5. Preparing Data for Machine Learning
5.1 Data Preprocessing Pipeline
Prepare your data for machine learning training:
# Handle missing values
print("Missing values before processing:")
print(df.isnull().sum())
# Fill missing values with forward fill
df.fillna(method='ffill', inplace=True)
# Remove any remaining NaN values
df.dropna(inplace=True)
print("\nMissing values after processing:")
print(df.isnull().sum())
# Select features for training
feature_columns = [col for col in df.columns if col not in ['timestamp', 'location_lat', 'location_lon']]
X = df[feature_columns]
# Scale features
scaler = StandardScaler()
X_scaled = scaler.fit_transform(X)
print(f"\nData shape: {X_scaled.shape}")
print(f"Features: {len(feature_columns)}")

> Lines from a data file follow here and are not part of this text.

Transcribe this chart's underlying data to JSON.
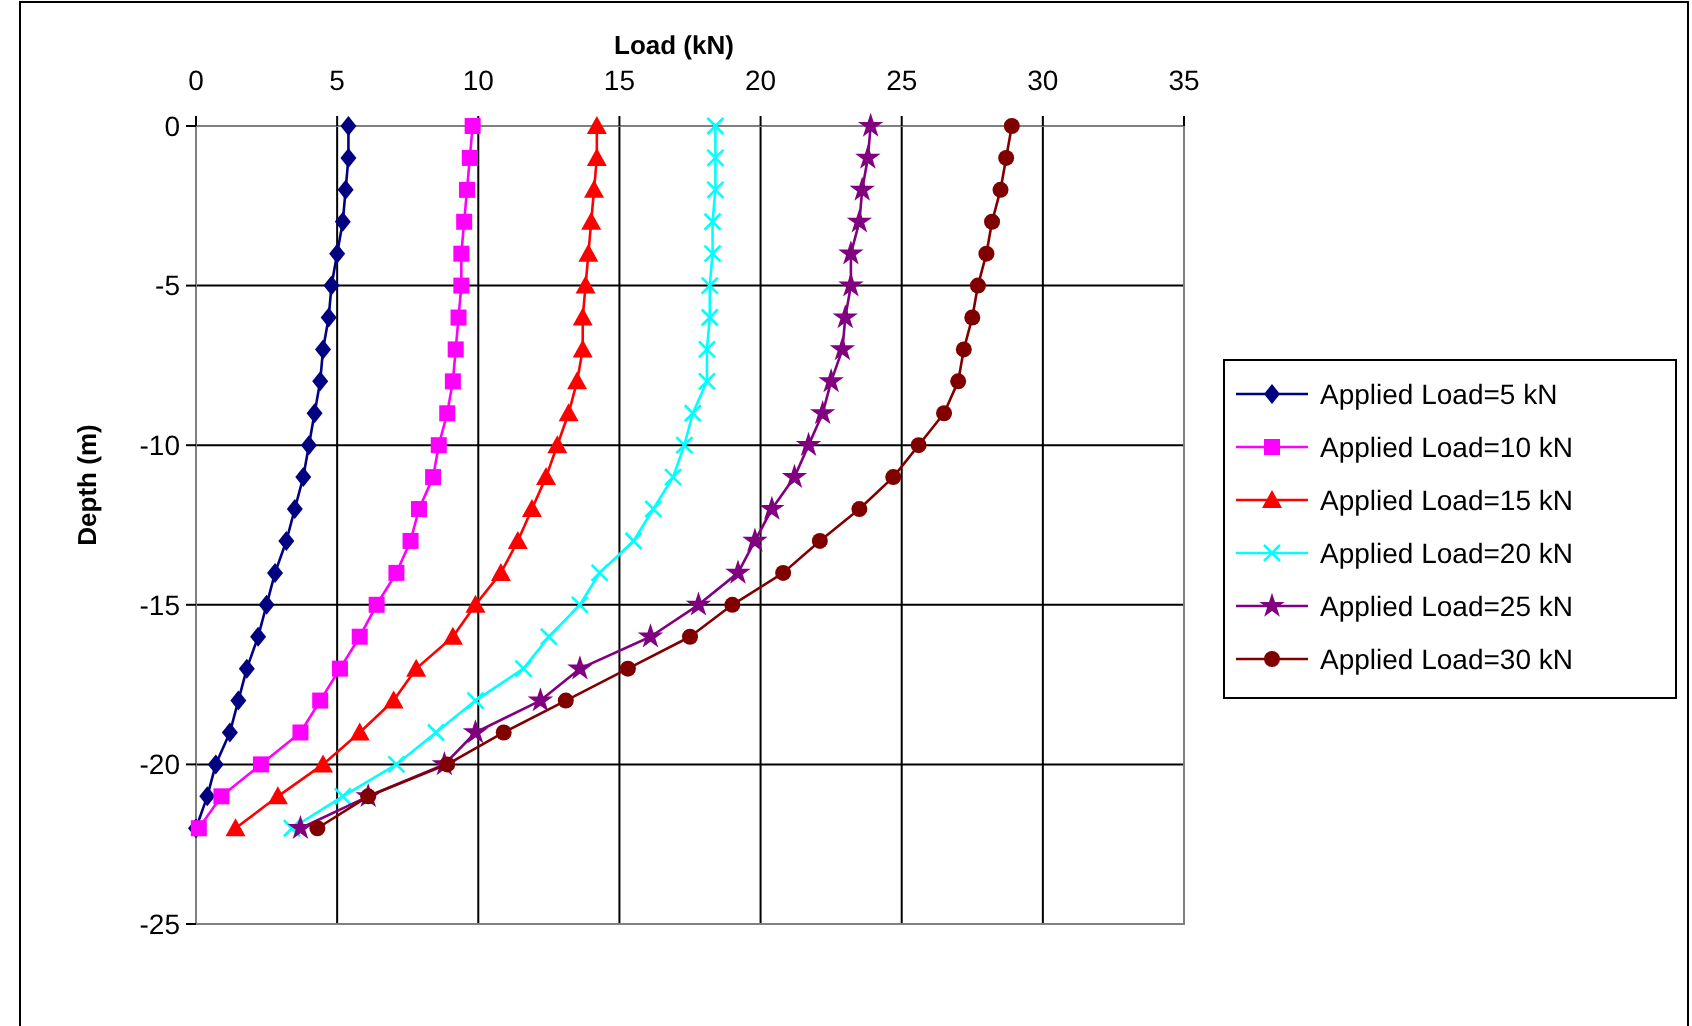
{
  "chart_data": {
    "type": "line",
    "xlabel": "Load (kN)",
    "ylabel": "Depth (m)",
    "xlim": [
      0,
      35
    ],
    "xticks": [
      0,
      5,
      10,
      15,
      20,
      25,
      30,
      35
    ],
    "ylim": [
      -25,
      0
    ],
    "yticks": [
      0,
      -5,
      -10,
      -15,
      -20,
      -25
    ],
    "grid": true,
    "legend": "right",
    "series": [
      {
        "name": "Applied Load=5 kN",
        "color": "#000080",
        "marker": "diamond",
        "x": [
          5.4,
          5.4,
          5.3,
          5.2,
          5.0,
          4.8,
          4.7,
          4.5,
          4.4,
          4.2,
          4.0,
          3.8,
          3.5,
          3.2,
          2.8,
          2.5,
          2.2,
          1.8,
          1.5,
          1.2,
          0.7,
          0.4,
          0.0
        ],
        "values": [
          0,
          -1,
          -2,
          -3,
          -4,
          -5,
          -6,
          -7,
          -8,
          -9,
          -10,
          -11,
          -12,
          -13,
          -14,
          -15,
          -16,
          -17,
          -18,
          -19,
          -20,
          -21,
          -22
        ]
      },
      {
        "name": "Applied Load=10 kN",
        "color": "#ff00ff",
        "marker": "square",
        "x": [
          9.8,
          9.7,
          9.6,
          9.5,
          9.4,
          9.4,
          9.3,
          9.2,
          9.1,
          8.9,
          8.6,
          8.4,
          7.9,
          7.6,
          7.1,
          6.4,
          5.8,
          5.1,
          4.4,
          3.7,
          2.3,
          0.9,
          0.1
        ],
        "values": [
          0,
          -1,
          -2,
          -3,
          -4,
          -5,
          -6,
          -7,
          -8,
          -9,
          -10,
          -11,
          -12,
          -13,
          -14,
          -15,
          -16,
          -17,
          -18,
          -19,
          -20,
          -21,
          -22
        ]
      },
      {
        "name": "Applied Load=15 kN",
        "color": "#ff0000",
        "marker": "triangle",
        "x": [
          14.2,
          14.2,
          14.1,
          14.0,
          13.9,
          13.8,
          13.7,
          13.7,
          13.5,
          13.2,
          12.8,
          12.4,
          11.9,
          11.4,
          10.8,
          9.9,
          9.1,
          7.8,
          7.0,
          5.8,
          4.5,
          2.9,
          1.4
        ],
        "values": [
          0,
          -1,
          -2,
          -3,
          -4,
          -5,
          -6,
          -7,
          -8,
          -9,
          -10,
          -11,
          -12,
          -13,
          -14,
          -15,
          -16,
          -17,
          -18,
          -19,
          -20,
          -21,
          -22
        ]
      },
      {
        "name": "Applied Load=20 kN",
        "color": "#00ffff",
        "marker": "cross",
        "x": [
          18.4,
          18.4,
          18.4,
          18.3,
          18.3,
          18.2,
          18.2,
          18.1,
          18.1,
          17.6,
          17.3,
          16.9,
          16.2,
          15.5,
          14.3,
          13.6,
          12.5,
          11.6,
          9.9,
          8.5,
          7.1,
          5.2,
          3.4
        ],
        "values": [
          0,
          -1,
          -2,
          -3,
          -4,
          -5,
          -6,
          -7,
          -8,
          -9,
          -10,
          -11,
          -12,
          -13,
          -14,
          -15,
          -16,
          -17,
          -18,
          -19,
          -20,
          -21,
          -22
        ]
      },
      {
        "name": "Applied Load=25 kN",
        "color": "#800080",
        "marker": "star",
        "x": [
          23.9,
          23.8,
          23.6,
          23.5,
          23.2,
          23.2,
          23.0,
          22.9,
          22.5,
          22.2,
          21.7,
          21.2,
          20.4,
          19.8,
          19.2,
          17.8,
          16.1,
          13.6,
          12.2,
          9.9,
          8.8,
          6.1,
          3.7
        ],
        "values": [
          0,
          -1,
          -2,
          -3,
          -4,
          -5,
          -6,
          -7,
          -8,
          -9,
          -10,
          -11,
          -12,
          -13,
          -14,
          -15,
          -16,
          -17,
          -18,
          -19,
          -20,
          -21,
          -22
        ]
      },
      {
        "name": "Applied Load=30 kN",
        "color": "#800000",
        "marker": "circle",
        "x": [
          28.9,
          28.7,
          28.5,
          28.2,
          28.0,
          27.7,
          27.5,
          27.2,
          27.0,
          26.5,
          25.6,
          24.7,
          23.5,
          22.1,
          20.8,
          19.0,
          17.5,
          15.3,
          13.1,
          10.9,
          8.9,
          6.1,
          4.3
        ],
        "values": [
          0,
          -1,
          -2,
          -3,
          -4,
          -5,
          -6,
          -7,
          -8,
          -9,
          -10,
          -11,
          -12,
          -13,
          -14,
          -15,
          -16,
          -17,
          -18,
          -19,
          -20,
          -21,
          -22
        ]
      }
    ]
  }
}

Proper preprocessing ensures that machine learning models receive consistent, quality data, which is essential for training robust AI systems for robotics applications.
6. Training a Simple Classification Model
6.1 Create Activity Classification Model
Build a basic model to classify different activities based on sensor data:
from sklearn.model_selection import train_test_split
from sklearn.ensemble import RandomForestClassifier
from sklearn.metrics import classification_report, accuracy_score
# Create target variable (simple activity classification)
# For demonstration, we'll classify based on acceleration magnitude
threshold = df['acceleration_magnitude'].median()
df['activity'] = (df['acceleration_magnitude'] > threshold).astype(int)
# Prepare training data
y = df['activity']
X_train, X_test, y_train, y_test = train_test_split(X_scaled, y, test_size=0.2, random_state=42)
# Train model
model = RandomForestClassifier(n_estimators=100, random_state=42)
model.fit(X_train, y_train)
# Make predictions
y_pred = model.predict(X_test)
print("Model Accuracy:", accuracy_score(y_test, y_pred))
print("\nClassification Report:")
print(classification_report(y_test, y_pred))
This demonstrates how sensor data can be used to train AI models for recognizing activities, which is fundamental for robotics applications that need to understand human behavior.
7. Save and Export Results
7.1 Export Processed Data and Model
Save your processed data and trained model for future use:
# Save processed data
processed_data = df.copy()
processed_data.to_csv('wearable_data_analysis/data/processed_sensor_data.csv', index=True)
# Save the model
import joblib
joblib.dump(model, 'wearable_data_analysis/models/sensor_activity_model.pkl')
joblib.dump(scaler, 'wearable_data_analysis/models/sensor_scaler.pkl')
print("Processed data and model saved successfully!")
Saving processed data and models ensures you can reuse your work and maintain reproducible results, which is essential for AI development pipelines.
Summary
In this tutorial, you've learned how to work with wearable sensor data similar to what Human Archive collects from gig workers in India. You've created a complete pipeline that includes data generation, processing, feature engineering, and machine learning model training. This approach mirrors the real-world data collection methods used to train AI systems for robotics applications. The skills you've learned are directly applicable to working with IoT sensor data, human activity recognition systems, and AI training data preparation for autonomous systems.